Much of the debate about variable and fixed costs in education also depends on how the researcher classifies them.  Facilities and building maintenance are fixed for longer periods than other fixed costs.  Ladd and Singleton contend that central office administration, school building administration, behavioral support, child and family support, Limited English Proficiency programs, and alternative programs and schools are all fixed costs.  They argue that “charter expansion is unlikely to reduce the demand” for support programs because high-need populations usually remain in district schools.  I am not convinced.

First, it does not address the district school practice of routing a dispropotionate share of racial and ethnic minority students to behavioral support and alternative programs, thus unnecessarily multiplying expenditures on supplementary services.  Moreover, it does not acknowledge that charter schools are becoming less, not more, homogenous. Enrollment of English Learners in charter schools, for example, increased by 72 percent since 2015.  The number of special needs and low-income students in charter schools increases nearly every year due to the proliferation of charter schools that focus on serving these populations.

I also question the exclusion of debt service on public school capital expenditures.  Facilities are the largest fixed expense for school districts, and yet county expenditures on debt incurred for the building and renovation of schools were not included.  Regrettably (but predictably), debt service is rarely included in empirical studies that use public school expenditures as a variable  But the counties, including those included in the study, annually use millions in county tax revenue for school capital outlay.  Most charter schools do not have the luxury of having a portion of their capital expenditures paid on their behalf and must use a portion of their operating funds to pay for these fixed costs.

But even if we grant Ladd and Singleton’s entire analysis without question, the fact is that there was no discernable drop in student performance among the six school districts in their sample.  As alluded to above, Ladd and Singleton acknowledge that their study does not consider academic outcomes, such as student performance on state standardized tests.  For the districts analyzed, all have increased graduation and/or proficiency rates over the last four years.  Buncombe increased their graduation rate by 5.1 percentage points from 2014 to 2017 and had a 1.7 percentage point increase in their grade-level proficiency rate.  While Durham’s graduation rate was largely unchanged compared to 2014, the district had a 2.3 percentage point increase in proficiency during that period.  Orange County Schools gained 2.8 percentage points in their graduation rate and 3.8 percentage points in their districtwide proficiency rate.

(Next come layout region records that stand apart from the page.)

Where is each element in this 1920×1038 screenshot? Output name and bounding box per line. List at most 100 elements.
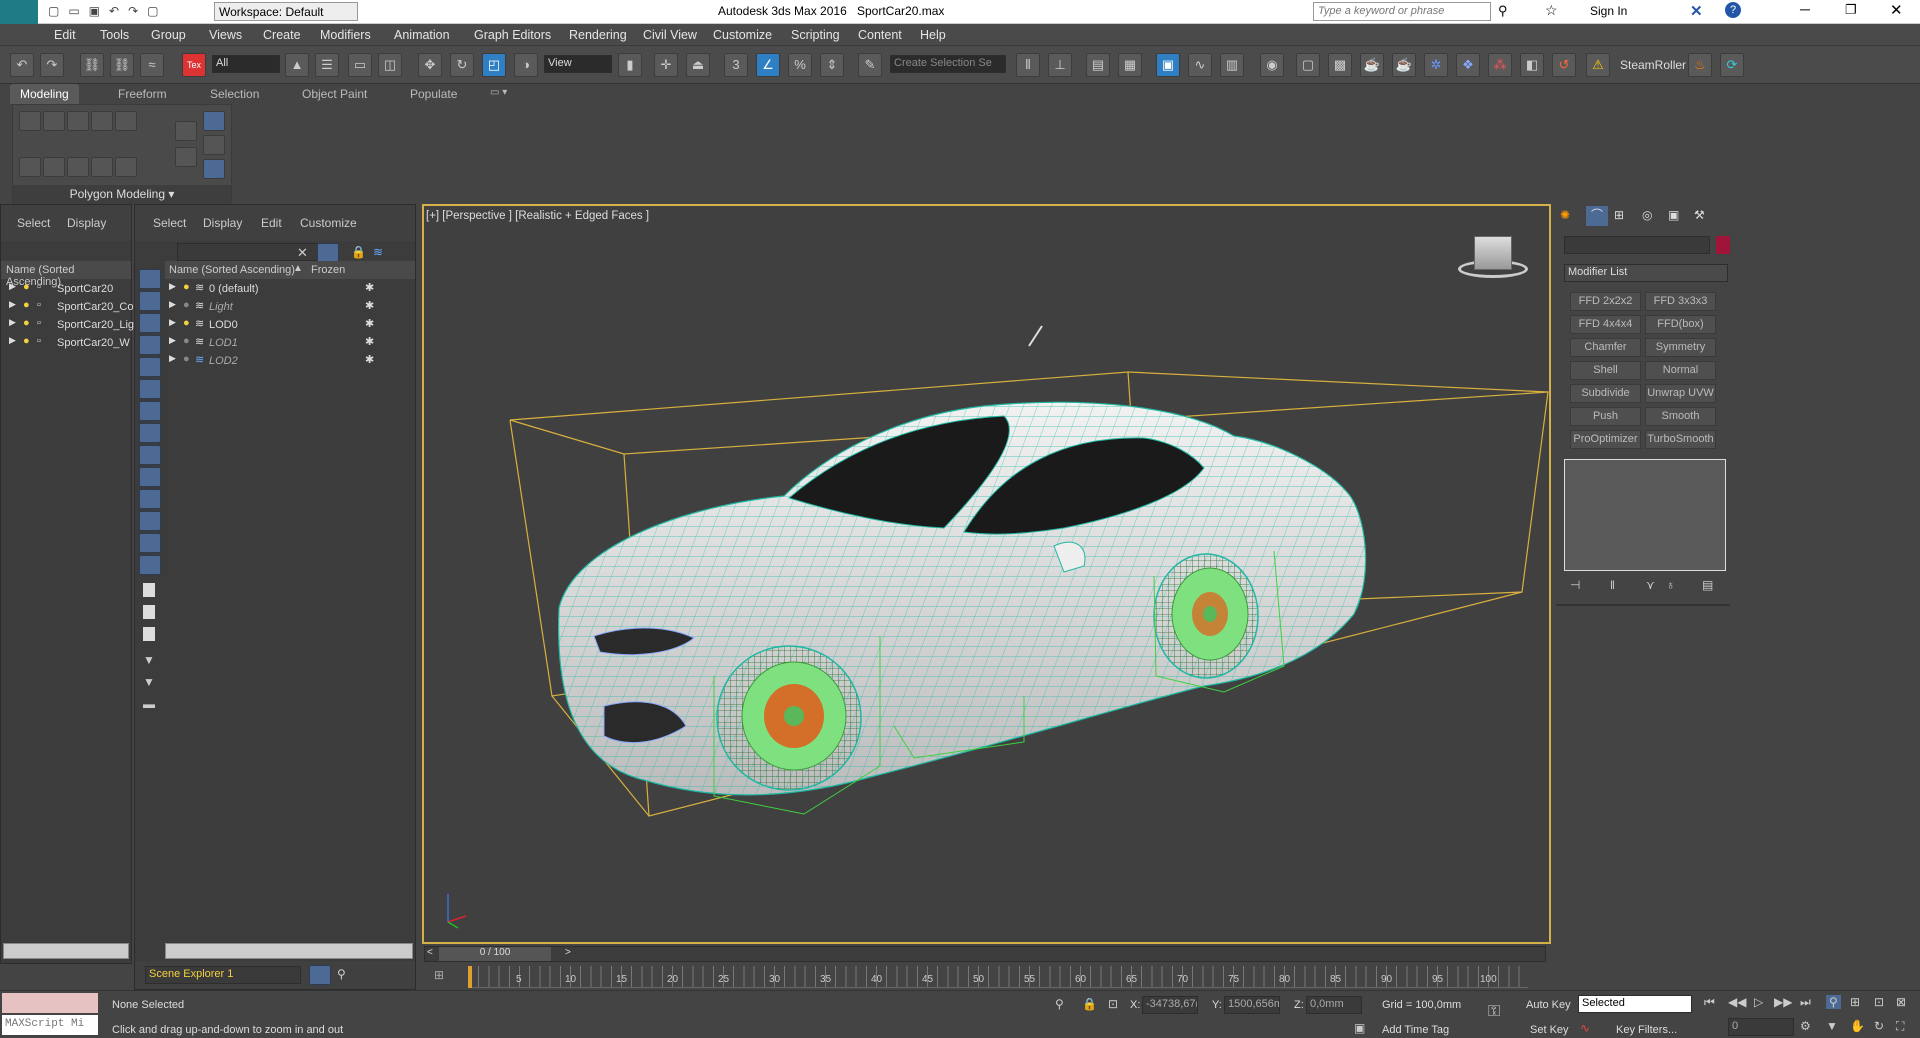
hierarchy-icon[interactable]: ⚲	[337, 967, 346, 981]
search-input[interactable]: Type a keyword or phrase	[1313, 2, 1491, 21]
menu-group[interactable]: Group	[151, 28, 186, 42]
restore-icon[interactable]: ❐	[1845, 2, 1857, 18]
poly-tool-icon[interactable]	[19, 157, 41, 177]
play-icon[interactable]: ▷	[1754, 995, 1763, 1009]
table-row[interactable]: ▶ ● ≋ Light ✱	[165, 299, 415, 317]
funnel-icon[interactable]: ▼	[143, 653, 155, 667]
frozen-icon[interactable]: ✱	[365, 299, 374, 312]
layer-column-header[interactable]: Name (Sorted Ascending) ▲ Frozen	[165, 261, 415, 279]
render-icon[interactable]: ▫	[37, 281, 41, 293]
poly-tool-icon[interactable]	[67, 157, 89, 177]
poly-tool-icon[interactable]	[43, 111, 65, 131]
edit-named-selection-icon[interactable]: ✎	[858, 53, 882, 77]
expand-icon[interactable]: ▶	[169, 281, 176, 292]
show-end-result-icon[interactable]: ‖	[1610, 578, 1615, 592]
column-frozen[interactable]: Frozen	[311, 264, 345, 276]
lightbulb-icon[interactable]: ●	[23, 335, 30, 347]
poly-tool-icon[interactable]	[115, 111, 137, 131]
modifier-button[interactable]: TurboSmooth	[1645, 430, 1716, 449]
light-filter-icon[interactable]	[139, 357, 161, 377]
align-icon[interactable]: ⊥	[1048, 53, 1072, 77]
perspective-viewport[interactable]: [+] [Perspective ] [Realistic + Edged Fa…	[422, 204, 1551, 944]
render-icon[interactable]: ▫	[37, 317, 41, 329]
make-unique-icon[interactable]: ⋎	[1646, 578, 1655, 592]
key-mode-dropdown[interactable]: Selected	[1578, 995, 1692, 1013]
rect-selection-icon[interactable]: ▭	[348, 53, 372, 77]
table-row[interactable]: ▶ ● ≋ 0 (default) ✱	[165, 281, 415, 299]
lightbulb-icon[interactable]: ●	[183, 335, 190, 347]
percent-snap-icon[interactable]: %	[788, 53, 812, 77]
horizontal-scrollbar[interactable]	[3, 943, 129, 959]
lightbulb-icon[interactable]: ●	[183, 281, 190, 293]
tab-modeling[interactable]: Modeling	[10, 84, 79, 104]
mirror-icon[interactable]: ⫴	[1016, 53, 1040, 77]
close-icon[interactable]: ✕	[1890, 1, 1903, 19]
pan-icon[interactable]: ✋	[1850, 1019, 1865, 1033]
time-slider-thumb[interactable]: 0 / 100	[439, 947, 551, 961]
previous-frame-icon[interactable]: ◀◀	[1728, 995, 1746, 1009]
maxscript-listener[interactable]: MAXScript Mi	[2, 1015, 98, 1035]
container-filter-icon[interactable]	[139, 511, 161, 531]
tab-selection[interactable]: Selection	[210, 87, 259, 101]
curve-editor-icon[interactable]: ∿	[1188, 53, 1212, 77]
named-selection-dropdown[interactable]: Create Selection Se	[890, 55, 1006, 73]
menu-display[interactable]: Display	[203, 216, 242, 230]
geometry-filter-icon[interactable]	[139, 313, 161, 333]
poly-tool-icon[interactable]	[91, 157, 113, 177]
poly-side-icon[interactable]	[175, 147, 197, 167]
link-icon[interactable]: ⛓	[80, 53, 104, 77]
hierarchy-tab-icon[interactable]: ⊞	[1614, 208, 1624, 222]
create-tab-icon[interactable]: ✺	[1560, 208, 1570, 222]
ribbon-toggle-icon[interactable]: ▦	[1118, 53, 1142, 77]
poly-side-icon[interactable]	[203, 159, 225, 179]
table-row[interactable]: ▶ ● ≋ LOD2 ✱	[165, 353, 415, 371]
poly-tool-icon[interactable]	[67, 111, 89, 131]
remove-modifier-icon[interactable]: ♁	[1666, 578, 1675, 592]
list-item[interactable]: ▶ ● ▫ SportCar20_W	[1, 335, 131, 353]
menu-civil-view[interactable]: Civil View	[643, 28, 697, 42]
expand-icon[interactable]: ▶	[169, 353, 176, 364]
lightbulb-icon[interactable]: ●	[23, 299, 30, 311]
expand-icon[interactable]: ▶	[9, 281, 16, 292]
plugin-icon[interactable]: ❖	[1456, 53, 1480, 77]
steamroller-label[interactable]: SteamRoller	[1620, 58, 1686, 72]
menu-display[interactable]: Display	[67, 216, 106, 230]
modifier-button[interactable]: FFD 3x3x3	[1645, 292, 1716, 311]
select-invert-icon[interactable]	[143, 627, 155, 641]
modifier-button[interactable]: ProOptimizer	[1570, 430, 1641, 449]
menu-views[interactable]: Views	[209, 28, 242, 42]
table-row[interactable]: ▶ ● ≋ LOD1 ✱	[165, 335, 415, 353]
table-row[interactable]: ▶ ● ≋ LOD0 ✱	[165, 317, 415, 335]
layer-manager-icon[interactable]: ▤	[1086, 53, 1110, 77]
keyboard-shortcut-icon[interactable]: ⏏	[686, 53, 710, 77]
lightbulb-icon[interactable]: ●	[183, 353, 190, 365]
select-none-icon[interactable]	[143, 605, 155, 619]
display-none-icon[interactable]	[139, 269, 161, 289]
modifier-stack[interactable]	[1564, 459, 1726, 571]
orbit-icon[interactable]: ↻	[1874, 1019, 1884, 1033]
placement-icon[interactable]: ◑	[514, 53, 538, 77]
y-coordinate-field[interactable]: 1500,656m	[1224, 996, 1280, 1014]
filter-icon[interactable]	[317, 243, 339, 263]
lightbulb-icon[interactable]: ●	[23, 281, 30, 293]
key-icon[interactable]: ⚿	[1488, 1003, 1500, 1021]
fire-icon[interactable]: ♨	[1688, 53, 1712, 77]
scene-explorer-icon[interactable]: ▣	[1156, 53, 1180, 77]
go-to-start-icon[interactable]: ⏮	[1704, 995, 1715, 1010]
menu-rendering[interactable]: Rendering	[569, 28, 627, 42]
spacewarp-filter-icon[interactable]	[139, 423, 161, 443]
fov-icon[interactable]: ▼	[1826, 1019, 1838, 1033]
modifier-button[interactable]: FFD 4x4x4	[1570, 315, 1641, 334]
time-config-icon[interactable]: ⚙	[1800, 1019, 1811, 1033]
polygon-modeling-dropdown[interactable]: Polygon Modeling ▾	[13, 185, 231, 204]
layer-sort-icon[interactable]	[309, 965, 331, 985]
modifier-button[interactable]: FFD 2x2x2	[1570, 292, 1641, 311]
poly-tool-icon[interactable]	[115, 157, 137, 177]
modifier-button[interactable]: Normal	[1645, 361, 1716, 380]
menu-customize[interactable]: Customize	[713, 28, 772, 42]
time-slider[interactable]: < 0 / 100 >	[424, 946, 1546, 962]
modifier-button[interactable]: Push	[1570, 407, 1641, 426]
render-iterative-icon[interactable]: ☕	[1392, 53, 1416, 77]
menu-select[interactable]: Select	[17, 216, 50, 230]
menu-customize[interactable]: Customize	[300, 216, 357, 230]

If there was evidence of harm, then perhaps Ladd and Singleton’s recommendation that districts receive “transitional aid” should be considered.  But the districts analyzed in the study appear to be improving academically, perhaps a product of competition from charter schools. A 2014 working paper by Stanford University researchers, for example, found that “competition from charter schools with higher than average quality is associated with increased growth in both math and reading” at Washington, D.C. Public Schools.  The research literature is hardly conclusive on the matter, as limitations on charter enrollment and other fiscal barriers to expansion inhibit the development of a truly free market and the competitive pressures that follow.

As I have said to the News & Observer, these types of studies drive a wedge between districts and charters, further discouraging them from collaborating for the betterment of all public school students.  District school advocates complain that the charter school movement is a failure because districts have not adopted their policies or practices.  But the real failure is the unwillingness of district advocates to begin to see charters as collaborators, not rivals.